En dépit de ces divergences, on peut relever des efforts et des perspectives de rapprochement. La Grande coalition au pouvoir depuis 2013, si elle n’a pas remis en question les lois sociales dites Hartz de 2003, a sérieusement corrigé le tir sur le plan social avec l’introduction du salaire minimum, l’augmentation du niveau des retraites (notamment pour les mères célibataires), et le lancement d’un programme d’investissements publics. L’agenda social est au cœur des préoccupations du Parti social-démocrate d’Allemagne (SPD) qui, parce qu’il est affaibli, s’efforce en permanence de justifier son maintien au gouvernement par des mesures de soutien au pouvoir d’achat des plus faibles. D’autres infléchissements (mais dans le sens contraire) ont été adoptés en France. Sous le mandat de Nicolas Sarkozy tout d’abord (évolution avortée par la crise de 2008), sous François Hollande ensuite (mesures de redressement budgétaire notamment), et surtout depuis 2017 depuis l’élection d’Emmanuel Macron (réformes du marché du travail, baisse des charges pour les entreprises, des impôts et des dépenses publiques, poursuite du redressement budgétaire et hausse des taxes).

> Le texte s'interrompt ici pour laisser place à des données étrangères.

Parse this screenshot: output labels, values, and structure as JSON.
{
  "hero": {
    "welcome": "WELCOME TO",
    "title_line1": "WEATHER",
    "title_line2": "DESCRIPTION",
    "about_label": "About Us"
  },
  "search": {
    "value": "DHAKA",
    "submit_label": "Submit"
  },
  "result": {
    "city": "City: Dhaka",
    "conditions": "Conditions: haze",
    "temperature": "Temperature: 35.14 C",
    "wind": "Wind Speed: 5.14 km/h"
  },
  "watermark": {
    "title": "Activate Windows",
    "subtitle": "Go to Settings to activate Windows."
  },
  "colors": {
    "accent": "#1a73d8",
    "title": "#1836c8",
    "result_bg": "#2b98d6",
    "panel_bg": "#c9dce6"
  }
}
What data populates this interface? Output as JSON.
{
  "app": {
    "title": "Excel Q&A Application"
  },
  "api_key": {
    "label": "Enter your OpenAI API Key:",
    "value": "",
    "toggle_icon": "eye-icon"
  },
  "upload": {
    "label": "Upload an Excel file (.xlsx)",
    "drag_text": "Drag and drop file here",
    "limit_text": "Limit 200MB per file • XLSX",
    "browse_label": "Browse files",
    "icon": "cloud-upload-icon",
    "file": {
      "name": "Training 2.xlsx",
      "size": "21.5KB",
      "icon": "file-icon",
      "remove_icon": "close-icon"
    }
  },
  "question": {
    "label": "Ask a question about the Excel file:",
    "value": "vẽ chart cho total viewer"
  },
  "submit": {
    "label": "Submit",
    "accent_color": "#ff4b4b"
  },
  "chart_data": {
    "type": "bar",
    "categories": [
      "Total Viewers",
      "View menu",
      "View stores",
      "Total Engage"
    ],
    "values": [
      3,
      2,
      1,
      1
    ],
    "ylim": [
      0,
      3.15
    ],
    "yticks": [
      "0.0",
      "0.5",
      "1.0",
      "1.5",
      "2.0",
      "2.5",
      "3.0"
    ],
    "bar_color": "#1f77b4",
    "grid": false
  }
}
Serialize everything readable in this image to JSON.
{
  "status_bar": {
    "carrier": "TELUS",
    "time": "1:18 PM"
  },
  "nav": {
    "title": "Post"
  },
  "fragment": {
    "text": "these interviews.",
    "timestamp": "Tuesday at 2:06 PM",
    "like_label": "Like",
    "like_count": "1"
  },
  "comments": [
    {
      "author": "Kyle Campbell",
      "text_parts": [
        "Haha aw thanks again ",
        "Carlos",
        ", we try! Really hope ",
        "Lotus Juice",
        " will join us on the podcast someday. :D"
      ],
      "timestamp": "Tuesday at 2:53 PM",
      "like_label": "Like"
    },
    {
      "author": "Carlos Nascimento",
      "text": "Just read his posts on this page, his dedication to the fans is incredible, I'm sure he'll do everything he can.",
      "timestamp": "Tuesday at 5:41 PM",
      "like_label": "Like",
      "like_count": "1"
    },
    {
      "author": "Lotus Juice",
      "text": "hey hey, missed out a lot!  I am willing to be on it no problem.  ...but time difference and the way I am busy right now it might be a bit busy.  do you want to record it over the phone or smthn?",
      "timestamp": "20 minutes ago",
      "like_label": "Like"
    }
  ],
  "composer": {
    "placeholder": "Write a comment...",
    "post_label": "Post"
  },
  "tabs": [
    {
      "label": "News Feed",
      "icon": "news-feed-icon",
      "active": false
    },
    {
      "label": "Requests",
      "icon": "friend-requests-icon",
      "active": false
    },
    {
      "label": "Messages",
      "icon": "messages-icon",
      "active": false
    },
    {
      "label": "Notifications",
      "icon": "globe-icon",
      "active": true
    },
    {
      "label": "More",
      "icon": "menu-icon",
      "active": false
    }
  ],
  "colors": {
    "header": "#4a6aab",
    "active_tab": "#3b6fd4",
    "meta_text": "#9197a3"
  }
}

Il ne s’agit pas ici de juger ces mesures, mais force est de constater qu’elles vont dans le sens d’un rapprochement des politiques économiques des deux pays. Reste à savoir, en revanche, si ces politiques s’avéreront pérennes. Le « correctif social » apporté par le SPD à la politique sociale de son ancien chancelier (Gerhard Schröder) dépendra des rapports de force politiques en Allemagne, qui ne lui sont guère favorables. Surtout, personne ne sait si le SPD restera au gouvernement après 2019. Une « coalition Jamaïque », perspective qui redeviendrait d’actualité en cas de départ d’Angela Merkel, et dont feraient partie les libéraux, mettrait sans doute le cap sur une politique de l’offre, notamment dans le contexte actuel de ralentissement de la croissance.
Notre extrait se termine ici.